Court Opinion

ID: 9528355
Source: CourtListenerOpinion
Date Created: 2023-08-07 03:40:16.564522+00
Date Added: 2024-06-11T13:26:46.509313
License: Public Domain

Smith, J.
(dissenting): I dissent. The prevailing opinion overlooks the rule that criminal statutes should be interpreted strictly. See State v. Bowser, 158 Kan. 12, 145 P. 2d 135, where we held:
“Courts are not at liberty to extend by intendment the provisions of statutes creating and defining crimes.”
See, also, State v. Waite, 156 Kan. 143, 131 P. 2d 708, where we held:
“A rule of strict construction is to be applied to criminal statutes, and courts should not extend them to embrace acts or conduct not clearly included within the prohibitions of the statute.”
The list could be extended indefinitely but no rule is much better known. The so-called state welfare statutes, chapter 327 of the Laws of 1937, now G. S. 1949, 39-701 tó 39-721, has some twenty-one sections. Resides that, pursuant to the rule-making power conferred on the state board by the statute, there are voluminous rules of the state board. It is significant that nowhere either in the statute or in these rules is there a provision requiring the recipient of aid from the social welfare, board to disclose when his condition has changed with reference to income. As a matter of fact, just the opposite is implied by the provision, as noted in the prevailing opinion for the county agency making periodical reviews of the eligibility of a recipient of assistance at no less intervals than six months and that a review shall be made whenever it is known to the agency that circumstances have changed.
If the legislature or the rule-making power had intended that a failure to disclose any change should be a crime, the legislature *112would have inserted it in the statute or the rule-making power would have inserted it in one of their rules. Placing the most drastic construction upon the words of section 8a, the provision is that the general eligibility shall depend upon the income not being sufficient income to provide a reasonable subsistence compatible with decency and health. There actually is no provision in the statute anywhere providing the question of eligibility shall depend upon a certain fixed income.

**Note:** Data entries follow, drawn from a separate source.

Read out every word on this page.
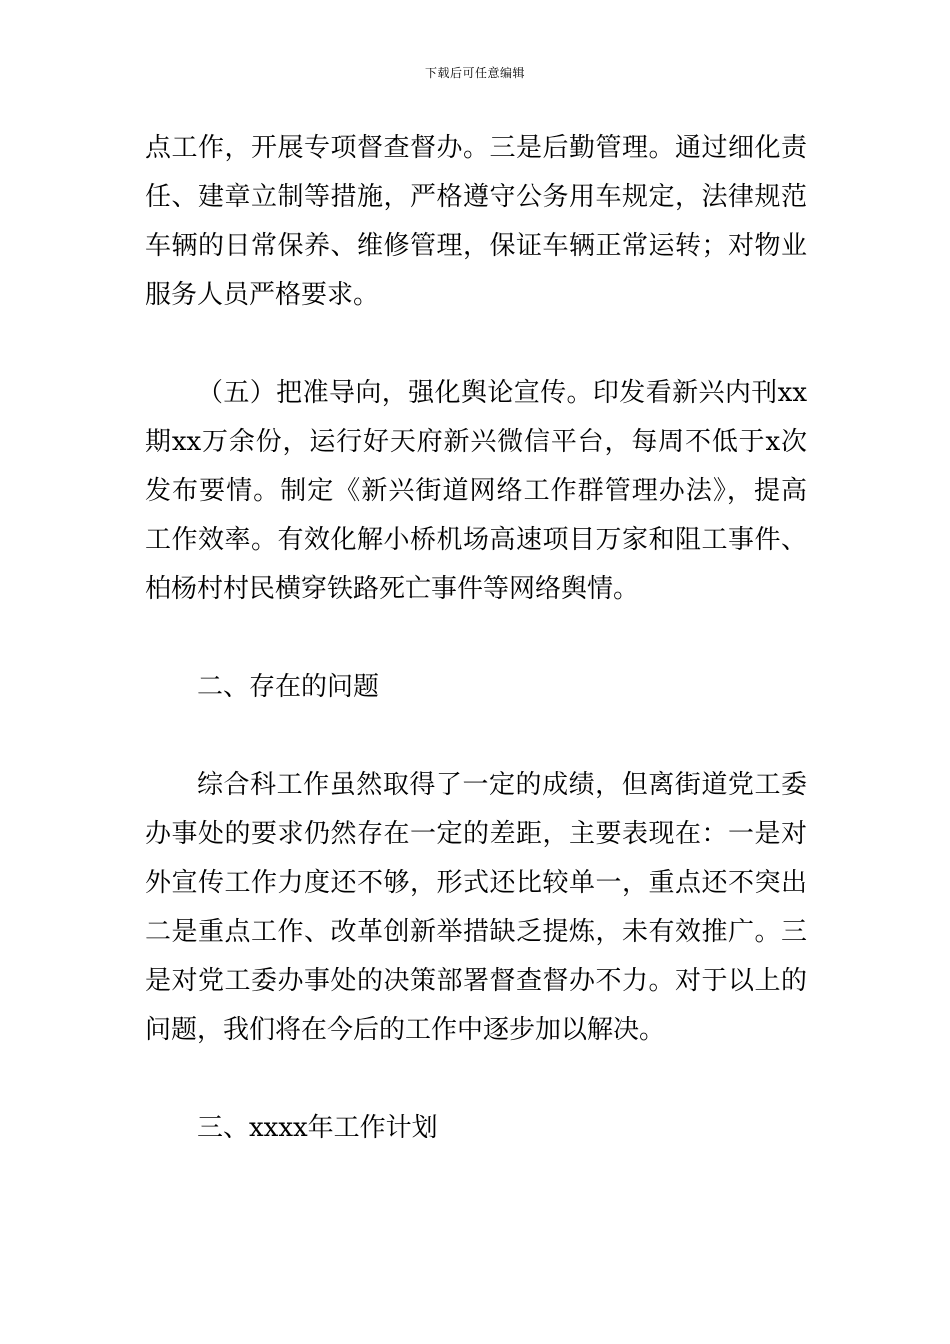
下载后可任意编辑

点工作，开展专项督查督办。三是后勤管理。通过细化责任、建章立制等措施，严格遵守公务用车规定，法律规范车辆的日常保养、维修管理，保证车辆正常运转；对物业服务人员严格要求。

（五）把准导向，强化舆论宣传。印发看新兴内刊xx期xx万余份，运行好天府新兴微信平台，每周不低于x次发布要情。制定《新兴街道网络工作群管理办法》，提高工作效率。有效化解小桥机场高速项目万家和阻工事件、柏杨村村民横穿铁路死亡事件等网络舆情。

二、存在的问题

综合科工作虽然取得了一定的成绩，但离街道党工委办事处的要求仍然存在一定的差距，主要表现在：一是对外宣传工作力度还不够，形式还比较单一，重点还不突出二是重点工作、改革创新举措缺乏提炼，未有效推广。三是对党工委办事处的决策部署督查督办不力。对于以上的问题，我们将在今后的工作中逐步加以解决。

三、xxxx年工作计划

The prevailing opinion seems to hold that a failure to disclose an increased income is actually a fraudulent device under G. S. 1949, 39-720. As a matter of fact, there could very well be a difference of opinion as to whether the means the client had at the time he complied with section 8a and was put on the relief rolls and what he later earned in addition was more than enough to provide him with a subsistence compatible with decency and health. To brand such a difference of opinion as a criminal fraud is to my mind to overlook the rule quoted earlier in this dissenting opinion as to the strict construction to be given criminal statutes.